SANTA CLARA — Poems and paper flowers dotted the halls of the school where Elsa Schiefer was known as a bright, athletic, cheerful girl.
The 12-year-old straight-A student and her family were killed in what police are calling a murder-suicide, and all day Friday, students at Hyde Middle School in Cupertino questioned how their schoolmate could have met with such a tragic ending.
Police were seeking the answer to the same question.
“We’re still trying to piece together the puzzle,” said Santa Clara police Detective Kurt Clarke.
Elsa, and her 5-year-old sister, Jessica, were found dead in their Santa Clara home Thursday, along with their mother, Tae Young Schiefer, 42, and her estranged husband, Ulrich “Uli” Schiefer, 38.
Police say the woman shot and killed the others before turning the .38-caliber revolver on herself. The woman, a stay-at-home mom, had locally purchased and registered the gun last month.
The family was found dead Thursday afternoon after Ulrich Schiefer’s co-worker stopped by to check on him because he hadn’t shown up at work for several days.
Inside, police later found Elsa in the family room and Ulrich Schiefer in the foyer downstairs. In an upstairs bedroom, Jessica was on the bed, wrapped in a blanket next to her mother with the gun nearby.

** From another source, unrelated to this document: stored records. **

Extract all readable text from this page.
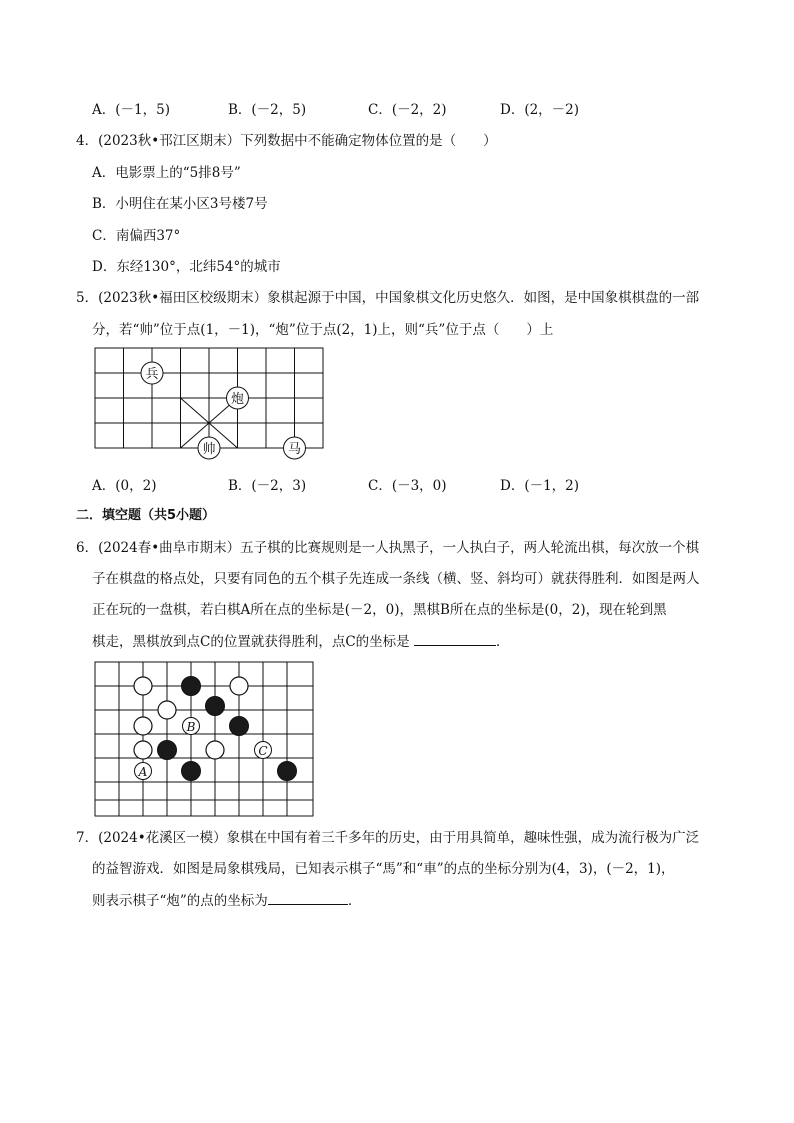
A．(－1，5)	B．(－2，5)	C．(－2，2)	D．(2，－2)
4．(2023秋•邗江区期末）下列数据中不能确定物体位置的是（　　）
A．电影票上的“5排8号”
B．小明住在某小区3号楼7号
C．南偏西37°
D．东经130°，北纬54°的城市
5．(2023秋•福田区校级期末）象棋起源于中国，中国象棋文化历史悠久．如图，是中国象棋棋盘的一部
分，若“帅”位于点(1，－1)，“炮”位于点(2，1)上，则“兵”位于点（　　）上
兵
炮
帅	马
A．(0，2)	B．(－2，3)	C．(－3，0)	D．(－1，2)
二．填空题（共5小题）
6．(2024春•曲阜市期末）五子棋的比赛规则是一人执黑子，一人执白子，两人轮流出棋，每次放一个棋
子在棋盘的格点处，只要有同色的五个棋子先连成一条线（横、竖、斜均可）就获得胜利．如图是两人
正在玩的一盘棋，若白棋A所在点的坐标是(－2，0)，黑棋B所在点的坐标是(0，2)，现在轮到黑
棋走，黑棋放到点C的位置就获得胜利，点C的坐标是	．
B
C
A
7．(2024•花溪区一模）象棋在中国有着三千多年的历史，由于用具简单，趣味性强，成为流行极为广泛
的益智游戏．如图是局象棋残局，已知表示棋子“馬”和“車”的点的坐标分别为(4，3)，(－2，1)，
则表示棋子“炮”的点的坐标为	．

It appeared that Ulrich Schiefer was trying to escape, police said: he was found with multiple gunshot wounds by the front door.
Police believe the family died Monday.
A motive has not been determined, but police believe the couple’s marital problems are a key factor. The two had been separated for the past two months, and Ulrich Schiefer was living in Sunnyvale and had custody of Jessica.
Police did not know why Ulrich Schiefer was at the Santa Clara home on Monday, the day witnesses last saw the couple alive.
Neither neighbors nor school officials said they saw prior evidence of domestic violence.
The younger daughter and her mother had just dropped off flowers and a homemade drawing for their elderly neighbors across the street on Easter Sunday. The family attended block parties and neighborhood watch meetings.
“Elsa was a delightful child, and there was no sign that she came from a troubled home,” said Steve Parker, the principal at Hyde school. “This is very bizarre.”
As recent as last winter, the family had sent out “Seasons Greeting” cards, bearing a picture of the smiling family of four in front of a Christmas tree.
Police also say they have not found reports of violence but are still looking.
Family Court records do not show that either parent had filed a restraining order — a sign sometimes of brewing trouble.
The case is also unusual because the apparent perpetrator was a woman, police said.
“The police always assume it’s the male, but this case shows it could be the woman as well,” Clarke said.
The couple met in Germany and married eight years ago, police said.
Tae Young Schiefer was Korean, and Ulrich Schiefer, German. Elsa was Tae Young Schiefer’s daughter from a previous marriage, and police are trying to locate the girl’s father in Korea, along with other relatives living there.
Small “Post-It” notes and loose papers with writings in German and Korean were found in the family home, and police are trying to determine if any of them will offer clues as to what happened.
Ulrich Schiefer was an engineer at Remedy Corp. in Mountain View, a business software company that was recently acquired by Peregrine Systems.
“We’re all very much saddened by the tragedy,” said Tamara Doney, a spokeswoman for Peregrine.